Ghostwire: Tokyo Review

Ghostwire: Tokyo Review
Written by Gaming Route

Shinji Mikami’s new game was hyped up to be vast and exciting, even releasing a visual novel to showcase the game’s story early to the game’s release; however, it fell flat when the game came out as its bland mission design, and weak gameplay loop begins to bore you throughout the game, which is a shame because 2022 is seeming to be a great year of games.

Mikami’s track record isn’t the greatest, he’s widely popular for Resident Evil 4, but other than that, his other popular releases are Godhand, The Evil Within, and more games that are honestly better left forgotten.

Table of Contents


The gameplay of Ghostwire is highly underwhelming, with a minimal amount of things you can do in the game, mainly consisting of beating enemies, doing missions, beating enemies, collecting souls, beating enemies, and searching for things. It’s pretty disappointing compared to games like Dying Light 2, whose gameplay loop never gets boring no matter how many times you play.

But it’s not all bad, some fun can be found in the combat, with different types of elemental magic gameplay, and the enemies can be pretty challenging at harder difficulties, but it’s still somewhat limited as the game can feel pretty slow until you start upgrading your skill trees, and even then it doesn’t offer much other than upgraded fire rates and radius upon impact.

It is just a walking simulator, and there aren’t even any movement upgrades, so you’re stuck with slow movement until you unlock fast travel. Death Stranding pulls off this feeling much better; the map in it is much emptier. The gameplay isn’t anything special either, with the added fact that the bosses are extremely easy. Still, the gameplay of walking to your destination with different vehicles to help with cargo and placing bridges and zip lines enhances the experience significantly no matter what the other aspects lack.

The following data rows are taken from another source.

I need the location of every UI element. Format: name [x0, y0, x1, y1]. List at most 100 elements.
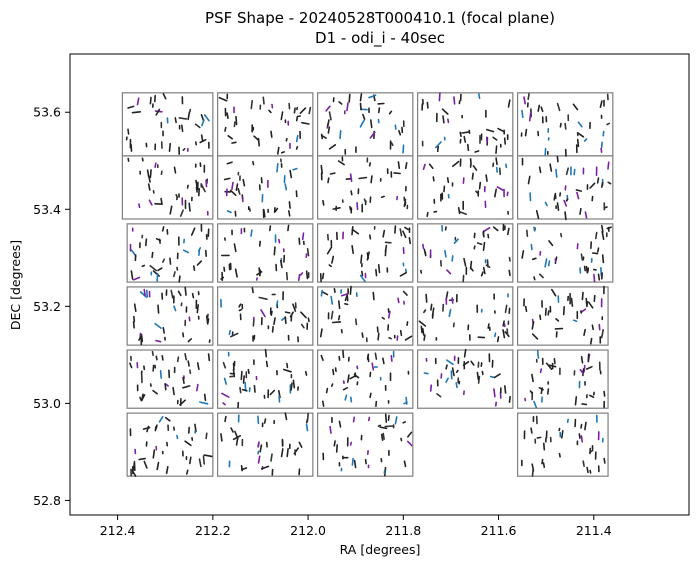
psf-whisker-792: [164, 382, 167, 391]
psf-whisker-1002: [298, 441, 303, 449]
detector-cell-17: [217, 286, 314, 346]
chart-subtitle: D1 - odi_i - 40sec: [315, 29, 445, 48]
psf-whisker-976: [198, 458, 202, 468]
psf-whisker-626: [300, 323, 305, 329]
psf-whisker-414: [149, 264, 157, 272]
psf-whisker-530: [463, 257, 467, 267]
psf-whisker-474: [351, 226, 354, 236]
psf-whisker-1089: [542, 442, 546, 451]
psf-whisker-32: [168, 142, 171, 152]
psf-whisker-86: [359, 93, 363, 102]
psf-whisker-443: [268, 225, 272, 232]
detector-cells: [121, 92, 614, 477]
psf-whisker-433: [234, 268, 238, 278]
psf-whisker-929: [544, 307, 547, 316]
psf-whisker-895: [429, 384, 433, 392]
psf-whisker-928: [531, 321, 535, 330]
psf-whisker-502: [482, 266, 486, 275]
psf-whisker-646: [354, 318, 358, 326]
psf-whisker-637: [228, 329, 231, 336]
psf-whisker-1100: [580, 435, 584, 443]
psf-whisker-181: [583, 138, 588, 142]
psf-whisker-348: [575, 189, 583, 192]
psf-whisker-633: [292, 303, 297, 312]
psf-whisker-958: [186, 469, 189, 475]
psf-whisker-855: [353, 373, 360, 379]
psf-whisker-409: [198, 247, 202, 252]
psf-whisker-472: [359, 274, 366, 283]
psf-whisker-795: [182, 385, 191, 389]
psf-whisker-106: [368, 94, 377, 99]
psf-whisker-560: [559, 232, 563, 238]
psf-whisker-590: [170, 289, 174, 299]
psf-whisker-671: [331, 321, 342, 324]
psf-whisker-662: [399, 329, 403, 337]
psf-whisker-1052: [380, 433, 384, 442]
psf-whisker-605: [133, 303, 137, 313]
psf-whisker-578: [187, 338, 192, 343]
psf-whisker-468: [402, 230, 407, 239]
psf-whisker-811: [240, 370, 243, 381]
psf-whisker-377: [607, 161, 610, 170]
x-tick-label: 211.4: [576, 523, 612, 538]
psf-whisker-873: [332, 368, 335, 376]
psf-whisker-351: [544, 201, 548, 207]
psf-whisker-967: [184, 440, 192, 447]
psf-whisker-774: [165, 383, 169, 387]
psf-whisker-581: [177, 290, 182, 297]
psf-whisker-423: [223, 266, 226, 272]
psf-whisker-804: [253, 384, 256, 393]
psf-whisker-699: [502, 329, 506, 339]
psf-whisker-447: [301, 232, 305, 241]
y-axis-ticks: 52.8 53.0 53.2 53.4 53.6: [33, 105, 70, 508]
psf-whisker-255: [229, 189, 237, 196]
psf-whisker-952: [156, 461, 160, 471]
psf-whisker-561: [548, 240, 554, 247]
psf-whisker-1051: [333, 440, 336, 447]
psf-whisker-667: [330, 310, 334, 320]
psf-whisker-1003: [224, 415, 227, 423]
psf-whisker-665: [372, 291, 375, 301]
psf-whisker-369: [565, 198, 569, 202]
psf-whisker-880: [463, 348, 467, 358]
psf-whisker-653: [387, 310, 391, 319]
psf-whisker-49: [296, 115, 302, 118]
psf-whisker-600: [184, 286, 187, 296]
psf-whisker-218: [160, 170, 163, 175]
psf-whisker-539: [521, 250, 525, 259]
psf-whisker-490: [399, 271, 408, 277]
psf-whisker-789: [159, 369, 162, 379]
psf-whisker-16: [155, 108, 161, 116]
psf-whisker-89: [362, 113, 366, 120]
psf-whisker-471: [326, 246, 333, 255]
psf-whisker-501: [422, 243, 425, 250]
x-axis-label: RA [degrees]: [340, 542, 421, 557]
psf-whisker-298: [349, 205, 352, 211]
psf-whisker-366: [607, 181, 612, 185]
detector-cell-6: [121, 155, 214, 220]
psf-whisker-786: [172, 386, 175, 396]
psf-whisker-969: [189, 456, 192, 465]
psf-whisker-844: [342, 349, 345, 359]
psf-whisker-1080: [586, 466, 589, 474]
psf-whisker-100: [388, 110, 393, 115]
psf-whisker-462: [384, 241, 392, 244]
psf-whisker-6: [136, 97, 140, 106]
psf-whisker-565: [547, 260, 551, 267]
psf-whisker-22: [178, 117, 188, 120]
psf-whisker-753: [580, 355, 584, 364]
psf-whisker-394: [169, 257, 172, 265]
psf-whisker-1081: [578, 433, 581, 439]
psf-whisker-226: [188, 202, 191, 212]
psf-whisker-672: [333, 287, 336, 294]
psf-whisker-1038: [384, 425, 394, 428]
psf-whisker-559: [583, 265, 587, 272]
psf-whisker-690: [487, 323, 490, 329]
detector-cell-8: [317, 155, 414, 220]
psf-whisker-813: [292, 379, 296, 389]
detector-cell-27: [217, 412, 314, 477]
psf-whisker-947: [587, 301, 594, 309]
psf-whisker-109: [327, 126, 331, 134]
psf-whisker-225: [149, 169, 152, 179]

Still, I can’t say the same about Ghostwire, and it doesn’t try anything new, which makes it not a worthwhile option compared to the current games in store.

The bosses are pretty good in this game, and surprisingly, even though there are four actual bosses, one of them being a hide and seek boss, they’re pretty good at best and boring at worst, with only Yaseotoko being good; there’s also the fact a lot of them are reused a lot, but still a good job.


Shibuya, Tokyo has been used in so many games as their map that, at this point, it’s starting to get boring, as this game doesn’t offer anything new to make the world seem special other than the supernatural fog they had, but that’s just a way to stop you from progressing without cleansing the torii gates, this games synchronization points, where it’s just a tower with some enemies there to beat and cleanse.

There isn’t anything interesting to do in this game, it is focused on the gameplay part, but the world seems empty, but that is its premise, so that’s fine story-wise.

Overall the world isn’t anything special, nor would you have any enjoyment exploring it, as it doesn’t even give you some kind of fast mobility other than running and gliding via grappling to tengus, a better example of a plain open world but with excellent mobility would by Dying Light 2, it has one of the best parkour systems in games so far as it never gets boring grappling, climbing, and gliding, things this game have and probably could’ve done something similar, but this is supposed to be horror so the slow pace can be seen as essential for the feeling of dread when facing the enemies on the streets. Still, it doesn’t help that even hard; they’re not a huge challenge.


The game is exceptionally bland, it doesn’t try to be a lot of things, but that is its problem, and even for the things it does try to be, it fails to fill in any sense of horror or make you feel challenged with the combat as it is pretty slow and straightforward, which is why I’m giving this game a 5/10, there’s not a lot to do in this game which makes it seem so lifeless, and that’s the biggest downfall it has. Hopefully, Mikami’s next game captures some of the magic he put in RE4 that we all will and always will enjoy.